Some questions might be built upon false assumptions such that an answer to the question (even if blank) might be misleading. For example, if we answer the question "What age is Stan Lee?" based on subtracting his date of birth from the current date, this might falsely give the impression that he is still alive. To avoid misunderstandings, we can add this question, but link it to a contingent question "Is Stan Lee alive?", along with an expected answer (in this case, we expect the answer to be true). We can further add qualifiers to suggest zero or more substitute questions in case the contingent question fails; for example, in case that Stan Lee is not alive, and a user asks his age, we can rather suggest to ask "What age was Stan Lee when he died?" or "What age would Stan Lee be if he were still alive?", thus avoiding misunderstandings. We recommend that contingent questions be added even if the specific entities satisfy the assumptions. For example, the question "What age is Justin Bieber?" includes a contingent question, even though Justin Bieber is indeed alive.

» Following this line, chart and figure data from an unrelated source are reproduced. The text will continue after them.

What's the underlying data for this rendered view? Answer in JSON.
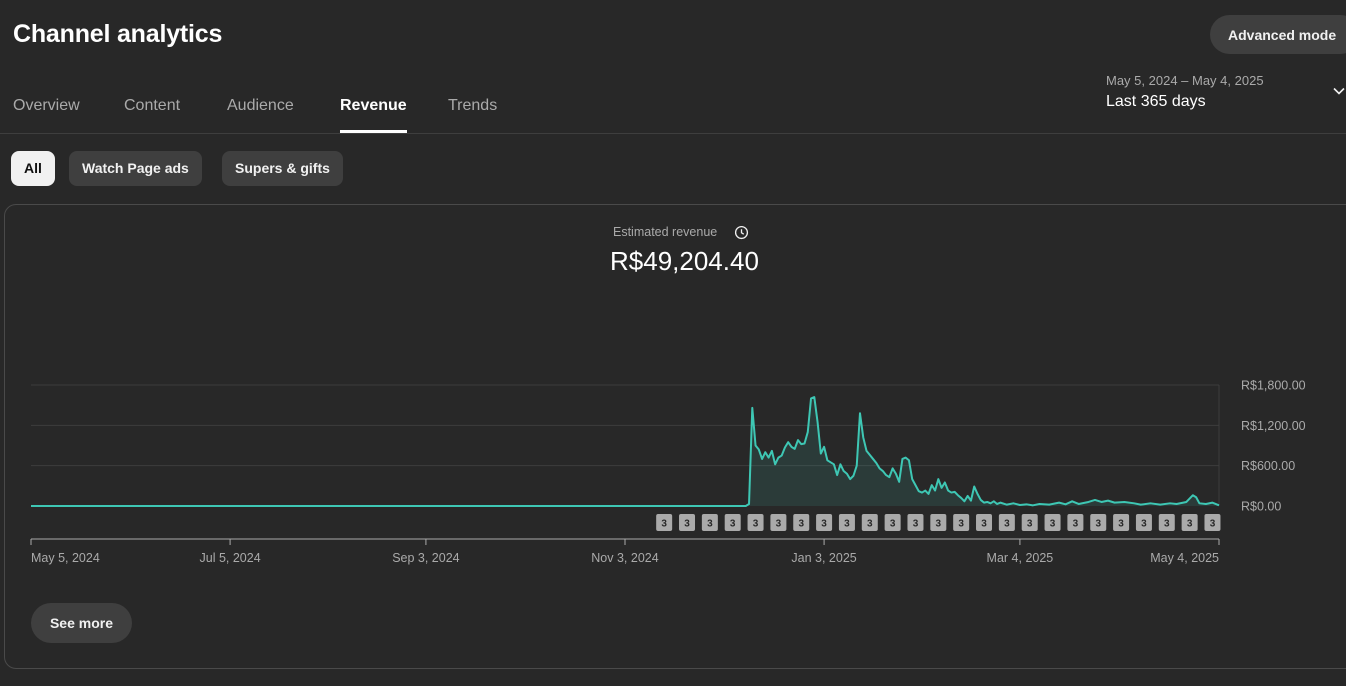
{
  "header": {
    "title": "Channel analytics",
    "advanced_mode_label": "Advanced mode"
  },
  "tabs": [
    {
      "label": "Overview",
      "active": false
    },
    {
      "label": "Content",
      "active": false
    },
    {
      "label": "Audience",
      "active": false
    },
    {
      "label": "Revenue",
      "active": true
    },
    {
      "label": "Trends",
      "active": false
    }
  ],
  "date_range": {
    "dates": "May 5, 2024 – May 4, 2025",
    "period": "Last 365 days",
    "icon": "chevron-down-icon"
  },
  "chips": [
    {
      "label": "All",
      "active": true
    },
    {
      "label": "Watch Page ads",
      "active": false
    },
    {
      "label": "Supers & gifts",
      "active": false
    }
  ],
  "metric": {
    "label": "Estimated revenue",
    "icon": "clock-icon",
    "value": "R$49,204.40"
  },
  "see_more_label": "See more",
  "colors": {
    "background": "#282828",
    "line": "#3ec7b4",
    "chip_active": "#f1f1f1",
    "marker": "#aaaaaa"
  },
  "chart_data": {
    "type": "area",
    "title": "Estimated revenue",
    "x_start": "2024-05-05",
    "x_end": "2025-05-04",
    "x_tick_labels": [
      "May 5, 2024",
      "Jul 5, 2024",
      "Sep 3, 2024",
      "Nov 3, 2024",
      "Jan 3, 2025",
      "Mar 4, 2025",
      "May 4, 2025"
    ],
    "x_tick_dates": [
      "2024-05-05",
      "2024-07-05",
      "2024-09-03",
      "2024-11-03",
      "2025-01-03",
      "2025-03-04",
      "2025-05-04"
    ],
    "y_tick_labels": [
      "R$0.00",
      "R$600.00",
      "R$1,200.00",
      "R$1,800.00"
    ],
    "y_tick_values": [
      0,
      600,
      1200,
      1800
    ],
    "ylim": [
      0,
      1800
    ],
    "grid": true,
    "series": [
      {
        "values_note": "daily estimated revenue, zero before 2024-12-11",
        "points": [
          [
            "2024-05-05",
            0
          ],
          [
            "2024-12-10",
            0
          ],
          [
            "2024-12-11",
            30
          ],
          [
            "2024-12-12",
            1460
          ],
          [
            "2024-12-13",
            900
          ],
          [
            "2024-12-14",
            840
          ],
          [
            "2024-12-15",
            700
          ],
          [
            "2024-12-16",
            800
          ],
          [
            "2024-12-17",
            720
          ],
          [
            "2024-12-18",
            820
          ],
          [
            "2024-12-19",
            620
          ],
          [
            "2024-12-20",
            720
          ],
          [
            "2024-12-21",
            750
          ],
          [
            "2024-12-22",
            870
          ],
          [
            "2024-12-23",
            950
          ],
          [
            "2024-12-24",
            880
          ],
          [
            "2024-12-25",
            850
          ],
          [
            "2024-12-26",
            980
          ],
          [
            "2024-12-27",
            920
          ],
          [
            "2024-12-28",
            930
          ],
          [
            "2024-12-29",
            1100
          ],
          [
            "2024-12-30",
            1600
          ],
          [
            "2024-12-31",
            1620
          ],
          [
            "2025-01-01",
            1250
          ],
          [
            "2025-01-02",
            780
          ],
          [
            "2025-01-03",
            880
          ],
          [
            "2025-01-04",
            680
          ],
          [
            "2025-01-05",
            650
          ],
          [
            "2025-01-06",
            620
          ],
          [
            "2025-01-07",
            460
          ],
          [
            "2025-01-08",
            620
          ],
          [
            "2025-01-09",
            520
          ],
          [
            "2025-01-10",
            480
          ],
          [
            "2025-01-11",
            400
          ],
          [
            "2025-01-12",
            450
          ],
          [
            "2025-01-13",
            600
          ],
          [
            "2025-01-14",
            1380
          ],
          [
            "2025-01-15",
            1020
          ],
          [
            "2025-01-16",
            820
          ],
          [
            "2025-01-17",
            760
          ],
          [
            "2025-01-18",
            700
          ],
          [
            "2025-01-19",
            640
          ],
          [
            "2025-01-20",
            560
          ],
          [
            "2025-01-21",
            520
          ],
          [
            "2025-01-22",
            460
          ],
          [
            "2025-01-23",
            430
          ],
          [
            "2025-01-24",
            560
          ],
          [
            "2025-01-25",
            480
          ],
          [
            "2025-01-26",
            360
          ],
          [
            "2025-01-27",
            700
          ],
          [
            "2025-01-28",
            720
          ],
          [
            "2025-01-29",
            680
          ],
          [
            "2025-01-30",
            400
          ],
          [
            "2025-01-31",
            310
          ],
          [
            "2025-02-01",
            220
          ],
          [
            "2025-02-02",
            200
          ],
          [
            "2025-02-03",
            230
          ],
          [
            "2025-02-04",
            180
          ],
          [
            "2025-02-05",
            310
          ],
          [
            "2025-02-06",
            230
          ],
          [
            "2025-02-07",
            400
          ],
          [
            "2025-02-08",
            270
          ],
          [
            "2025-02-09",
            350
          ],
          [
            "2025-02-10",
            230
          ],
          [
            "2025-02-11",
            200
          ],
          [
            "2025-02-12",
            210
          ],
          [
            "2025-02-13",
            160
          ],
          [
            "2025-02-14",
            120
          ],
          [
            "2025-02-15",
            70
          ],
          [
            "2025-02-16",
            150
          ],
          [
            "2025-02-17",
            80
          ],
          [
            "2025-02-18",
            290
          ],
          [
            "2025-02-19",
            180
          ],
          [
            "2025-02-20",
            90
          ],
          [
            "2025-02-21",
            50
          ],
          [
            "2025-02-22",
            60
          ],
          [
            "2025-02-23",
            40
          ],
          [
            "2025-02-24",
            70
          ],
          [
            "2025-02-25",
            30
          ],
          [
            "2025-02-26",
            50
          ],
          [
            "2025-02-28",
            20
          ],
          [
            "2025-03-02",
            40
          ],
          [
            "2025-03-04",
            15
          ],
          [
            "2025-03-06",
            25
          ],
          [
            "2025-03-08",
            10
          ],
          [
            "2025-03-10",
            30
          ],
          [
            "2025-03-13",
            20
          ],
          [
            "2025-03-16",
            50
          ],
          [
            "2025-03-18",
            25
          ],
          [
            "2025-03-20",
            70
          ],
          [
            "2025-03-22",
            30
          ],
          [
            "2025-03-25",
            60
          ],
          [
            "2025-03-27",
            90
          ],
          [
            "2025-03-29",
            60
          ],
          [
            "2025-03-31",
            80
          ],
          [
            "2025-04-02",
            50
          ],
          [
            "2025-04-05",
            60
          ],
          [
            "2025-04-08",
            40
          ],
          [
            "2025-04-10",
            20
          ],
          [
            "2025-04-13",
            40
          ],
          [
            "2025-04-16",
            20
          ],
          [
            "2025-04-19",
            40
          ],
          [
            "2025-04-21",
            30
          ],
          [
            "2025-04-24",
            60
          ],
          [
            "2025-04-26",
            160
          ],
          [
            "2025-04-27",
            130
          ],
          [
            "2025-04-28",
            40
          ],
          [
            "2025-04-30",
            30
          ],
          [
            "2025-05-02",
            50
          ],
          [
            "2025-05-04",
            10
          ]
        ]
      }
    ],
    "markers": {
      "label": "3",
      "dates": [
        "2024-11-15",
        "2024-11-22",
        "2024-11-29",
        "2024-12-06",
        "2024-12-13",
        "2024-12-20",
        "2024-12-27",
        "2025-01-03",
        "2025-01-10",
        "2025-01-17",
        "2025-01-24",
        "2025-01-31",
        "2025-02-07",
        "2025-02-14",
        "2025-02-21",
        "2025-02-28",
        "2025-03-07",
        "2025-03-14",
        "2025-03-21",
        "2025-03-28",
        "2025-04-04",
        "2025-04-11",
        "2025-04-18",
        "2025-04-25",
        "2025-05-02"
      ]
    }
  }
}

Broader/narrower questions

When a user asks an initial question, they might find that the results are too broad or too narrow for their liking. To assist with this, QAWiki allows broader or narrower relationships to be defined between questions in order to suggest follow-up questions to users. These relations are intended to have a specific meaning. We say that question A is narrower than question B if (and only if) any answer to question A must also be an answer to question B, irrespective of the current data. We say that question A is broader than question B if (and only if) question B is narrower than question A. (Formally this corresponds to the notion of query containment.) As an example, a user might first ask "What species are in the order Monotremata?". Upon receiving the answers, they might notice that a lot of the species returned are extinct. As a follow-up, they might thus ask a narrower question like "What extant species are in the order Monotremata?" (or "What extinct species are in the order Monotremata?"). When adding these questions, we can define a narrower relation from the original question to the latter more specific questions, and a broader relation from the latter questions to the original question. Another example is the question Which science fiction movies star Uma Thurman?, which is defined to be narrower than the question Which movies star Uma Thurman?.

Negated questions

We can also indicate questions that are the negation of other questions. This specifically relates to questions with a boolean (yes/no) answer, where a yes for a question should imply a no for the negated question, and vice versa; for example "Is Stan Lee alive?" vs. "Is Stan Lee dead?".